Die Zeit für richtig großen Blödsinn

Der Dialog ist ein leichtfüßiger, aber tiefgründiger Kommentar zur conditio humana der Gegenwart. Er spielt mit der Idee, dass die übertriebene Suche nach Sinn – in Politik, Beruf, Moral – ins Leere laufen kann. Dann bleibt nur noch der Schritt ins scheinbar Absurde, in den „großen Blödsinn“ – nicht als Flucht, sondern als Befreiung.
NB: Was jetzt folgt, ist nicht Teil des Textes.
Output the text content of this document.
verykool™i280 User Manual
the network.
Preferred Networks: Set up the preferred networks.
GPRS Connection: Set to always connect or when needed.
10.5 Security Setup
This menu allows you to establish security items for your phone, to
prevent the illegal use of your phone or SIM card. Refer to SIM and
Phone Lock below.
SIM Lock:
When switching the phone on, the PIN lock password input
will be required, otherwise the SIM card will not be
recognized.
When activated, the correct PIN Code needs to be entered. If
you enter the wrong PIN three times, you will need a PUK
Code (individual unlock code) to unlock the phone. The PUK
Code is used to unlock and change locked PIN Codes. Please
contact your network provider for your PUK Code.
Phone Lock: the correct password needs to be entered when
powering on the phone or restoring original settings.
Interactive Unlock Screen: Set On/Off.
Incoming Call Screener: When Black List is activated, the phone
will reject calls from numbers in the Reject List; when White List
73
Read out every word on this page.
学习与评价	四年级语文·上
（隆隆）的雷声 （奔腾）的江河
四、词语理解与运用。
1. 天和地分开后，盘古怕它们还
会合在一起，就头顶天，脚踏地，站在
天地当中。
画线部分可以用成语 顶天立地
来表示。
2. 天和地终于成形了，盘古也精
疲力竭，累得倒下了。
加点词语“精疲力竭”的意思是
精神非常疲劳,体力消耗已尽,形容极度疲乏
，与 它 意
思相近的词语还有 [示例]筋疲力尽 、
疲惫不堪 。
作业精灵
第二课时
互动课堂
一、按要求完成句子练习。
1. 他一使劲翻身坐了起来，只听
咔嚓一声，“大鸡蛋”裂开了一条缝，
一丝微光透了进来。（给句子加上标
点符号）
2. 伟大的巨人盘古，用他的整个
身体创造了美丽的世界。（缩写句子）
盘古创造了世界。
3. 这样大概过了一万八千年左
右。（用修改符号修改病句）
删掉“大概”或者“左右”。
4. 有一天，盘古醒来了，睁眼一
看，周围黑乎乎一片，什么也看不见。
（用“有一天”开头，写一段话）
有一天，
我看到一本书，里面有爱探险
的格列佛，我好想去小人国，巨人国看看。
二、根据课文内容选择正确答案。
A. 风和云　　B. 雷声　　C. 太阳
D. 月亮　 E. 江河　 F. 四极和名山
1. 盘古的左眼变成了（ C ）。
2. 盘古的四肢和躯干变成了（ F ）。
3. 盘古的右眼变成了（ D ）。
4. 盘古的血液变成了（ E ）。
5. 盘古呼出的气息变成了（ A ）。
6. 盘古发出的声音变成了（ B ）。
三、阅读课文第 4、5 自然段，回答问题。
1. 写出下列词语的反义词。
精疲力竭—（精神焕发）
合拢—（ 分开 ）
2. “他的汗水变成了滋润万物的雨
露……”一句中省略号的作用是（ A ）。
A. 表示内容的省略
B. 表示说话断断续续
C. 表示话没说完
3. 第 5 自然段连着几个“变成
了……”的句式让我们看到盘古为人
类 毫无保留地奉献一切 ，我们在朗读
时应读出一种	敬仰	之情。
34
Es ist die Zeit für richtig großen Blödsinn.

 

Warum das denn?

 

Weil alles andere keinen Sinn macht.

 

Aber das macht doch gar keinen Sinn!

 

Richtig. So ist es.

 

Das ist doch Blödsinn!

 

Genau. Denn es ist an der Zeit.

 

Aber wieso?

 

Weil sich alles vermeintlich Sinnvolle am Ende als totaler Blödsinn erwiesen hat. Keiner weiß mehr, wie er etwas Sinnvolles tun soll. Daher überspringen wir ab sofort die sinnlosen Bemühungen um das vermeintlich Sinnvolle und starten direkt mit dem Blödsinn.

 

Woher weiß man, dass es Blödsinn ist? Wie unterscheidet man vermeintlich Sinnvolles und vermeintlichen Blödsinn?

 

Da sprichst du tatsächlich ein winzig kleines Problem an. Die Unterscheidung ist manchmal gar nicht so leicht.

 

Und außerdem, wer trifft diese Unterscheidung?

 

Ja, an dieses weitere Problem hatte ich auch schon gedacht.

 

Das klingt alles noch ziemlich unausgegoren.

 

Ich denke, ich brauche noch etwas Zeit.

 

Halte ich für sinnvoll, vermeintlich sinnvoll. Kann sich aber auch als vollkommen blödsinnig herausstellen. Wer weiß das schon?

 

Oh Mann! Ich habe das Thema echt unterschätzt.

 

Nimm es nicht so schwer. Sieh es doch einfach von der positiven Seite. Denn es ist doch ganz spannend, wenn erstmal keiner weiß, ob etwas sinnvoll oder nicht sinnvoll ist.

 

So kann man das natürlich auch sehen. Das heißt also...

 

Das heißt, dass du tust, was du tust. Das ist auch schon alles.

 

So einfach?

 

So einfach. Die Schwierigkeit liegt eher bei der Reflexion im Nachhinein. Das beeinflusst dein zukünftiges Tun.

 

Oh Mann! So hatte ich mir das nicht vorgestellt.

 

Tut mir leid.

 

Du kannst einem aber auch die Lust am Blödsinn so richtig vermiesen. Das klingt bei dir alles so todlangweilig, so...

 

Rational?

 

Genau, rational. Einfach nur zum Gähnen.

 

So bin ich nun mal.

 

Ich weiß. 

Analyse

Der Dialog „Die Zeit für richtig großen Blödsinn“ beginnt mit einem scheinbar paradoxen Imperativ: „Es ist die Zeit für richtig großen Blödsinn.“ Diese Eröffnung wirkt provokant, ironisch und zugleich existenziell – denn sie stellt das Grundbedürfnis des Menschen nach Sinn und Orientierung radikal in Frage. Die Pointe des Textes liegt nicht nur in seinem spielerischen Umgang mit Sprache, sondern in einer fundamentalen Infragestellung der modernen Sinnproduktion.

 

1. Sinn als Konstrukt: Wenn „Sinnvolles“ keinen Sinn mehr ergibt

Die zentrale These des Dialogs lautet: Alles vermeintlich Sinnvolle hat sich als Blödsinn entlarvt. Diese Aussage erinnert stark an postmoderne Sinnskepsis: die Vorstellung, dass große Erzählungen, Ideologien und rationale Systeme ihre Überzeugungskraft verloren haben (vgl. Jean-François Lyotard: Das postmoderne Wissen, 1979). Die Figur erkennt an, dass traditionelle Sinnsysteme brüchig geworden sind. Damit folgt der Text einer Linie, die sich durch Nietzsche, Camus bis hin zu heutigen Denkern wie Zygmunt Bauman zieht: Sinn ist nicht gegeben, sondern erzeugt – und oft nur scheinbar kohärent.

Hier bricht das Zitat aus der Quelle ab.